Can you explain what you meant by the following statement?
“So taken as a whole, all these EFI functions tend to make the idle more stable, even though it may in fact make the idle less desirable”
My definition of a desirable idle is a stable and smooth. Or in this article, is the desirable idle meant to be lumpy?
I have a XE268H cam in my MOPAR smallblock and I wouldn’t mind if my idle was smooth with a bit of lump to it. What I really want is better MPG’s.
That statement was a bit misleading – and I’m supposed to be a professional writer! What I meant was that EFI will make a lumpy or unstable idle become more stable – or smooth. Some people may think that is not attractive. In your case, it will smooth the idle – which is what you want – and probably improve the fuel mileage by maintaining a leaner air-fuel mixture compared to a carburetor. The richer the air-fuel ratio is with your carburetor – the better the fuel mileage improvements you will see with EFI. Also – don’t be afraid to try running a lean 13.9 or 14.0:1 air-fuel mixture at part throttle. The engine should run fine and that’s where you will see mileage improvements.

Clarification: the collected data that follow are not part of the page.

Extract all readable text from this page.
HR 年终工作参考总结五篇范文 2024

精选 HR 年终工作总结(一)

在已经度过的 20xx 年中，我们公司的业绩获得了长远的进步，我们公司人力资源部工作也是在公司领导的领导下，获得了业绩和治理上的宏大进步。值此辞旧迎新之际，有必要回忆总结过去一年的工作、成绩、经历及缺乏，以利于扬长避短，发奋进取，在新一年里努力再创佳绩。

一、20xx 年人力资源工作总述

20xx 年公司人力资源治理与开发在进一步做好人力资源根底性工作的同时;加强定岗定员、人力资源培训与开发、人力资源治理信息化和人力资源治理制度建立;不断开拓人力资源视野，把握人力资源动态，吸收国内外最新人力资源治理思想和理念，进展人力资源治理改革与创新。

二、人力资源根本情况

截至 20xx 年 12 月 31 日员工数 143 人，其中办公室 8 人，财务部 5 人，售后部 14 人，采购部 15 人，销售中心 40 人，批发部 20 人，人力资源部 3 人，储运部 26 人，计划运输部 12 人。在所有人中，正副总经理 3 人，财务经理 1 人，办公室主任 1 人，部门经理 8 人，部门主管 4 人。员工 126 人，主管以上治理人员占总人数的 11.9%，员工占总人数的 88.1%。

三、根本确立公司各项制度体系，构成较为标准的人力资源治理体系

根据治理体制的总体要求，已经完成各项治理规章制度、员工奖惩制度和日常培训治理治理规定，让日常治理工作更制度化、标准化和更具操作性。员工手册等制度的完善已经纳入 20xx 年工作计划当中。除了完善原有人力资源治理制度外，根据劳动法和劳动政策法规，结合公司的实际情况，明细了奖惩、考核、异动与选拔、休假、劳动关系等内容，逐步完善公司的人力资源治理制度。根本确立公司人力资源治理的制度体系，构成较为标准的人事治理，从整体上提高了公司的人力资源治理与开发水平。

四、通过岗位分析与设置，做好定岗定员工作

I’ve got a 406 sbc with a comp xe284 cam AFR 195 heads, Edlebrock air gap dual plane intake, and I’ve installed Easy EFI 2.0 It seems my experience is vastly different than yours as my car fouls plugs in a few minutes of idling when cold. It’s very disappointing because the system went on simply and seems to be a high quality product with many features along with great throttle response under light cruise, and normal driving. When warm the idle is smoother than the quick fuel carb ( worked well but I had same experience as your buddy). However currently I can’t drive the car till it reaches 180deg. Leaving me wondering if I’ll have to reinstall the carb. Is there a system which is proven tolerant of the overlap of this cam, and able to idle when cold? By the way my idle vacuum was 9-10″ in park with the carb.
I would look at your AFR Target should be around 12.5 cold 13.6 to 14.0 at normal run Check to see that the coolant temp is accurate then check the base timing you may need to add more timing to create a smoother transition between Idle and running. Also be sure the Distributor was installed correctly
Great article just installed the Fitech on my 496 can’t wait for those cold start mornings
Good article most people have no idea why big cams idle bad and no brakes on power brakes
that’s the same with my big cam and no brakes with automatics never fixed at the time desired to go manual next time what was and how do the problem to fix I
was told then before i do again
Great article. Im new to efi. Had sniper tbi installed and was easy to tune. Took time to see what really needed to be done but I found the lumpy idle I had with carb but way more stable with decent vac. Cam is 244@50 112 lea 600 lift. I had pertronix hei module which I found was holding me back. Swapped module for msd hei heat with rev limiter and can idle it down to 500. I leave it at 650. Sniper seems very user friendly and has helped me to monitor engine and help keep it together. Also slower iac speed helps stabilze idle with bigger cams.
O have a 89chevy truck and I installed comp cam thumper the motor doesn’t want to idle I changed the iac and it helped but not enough .I was thinking of changing the map sensor and putting one on from a c60big truck2ton wood that work because the vacume rateing is different
Also I am using the stock tbi on the 89chev
Very good info, give another aspect to just switching to efi and on a whim and thinking it’s the perfect solution. Cam intake and heads all need to be taken into consideration.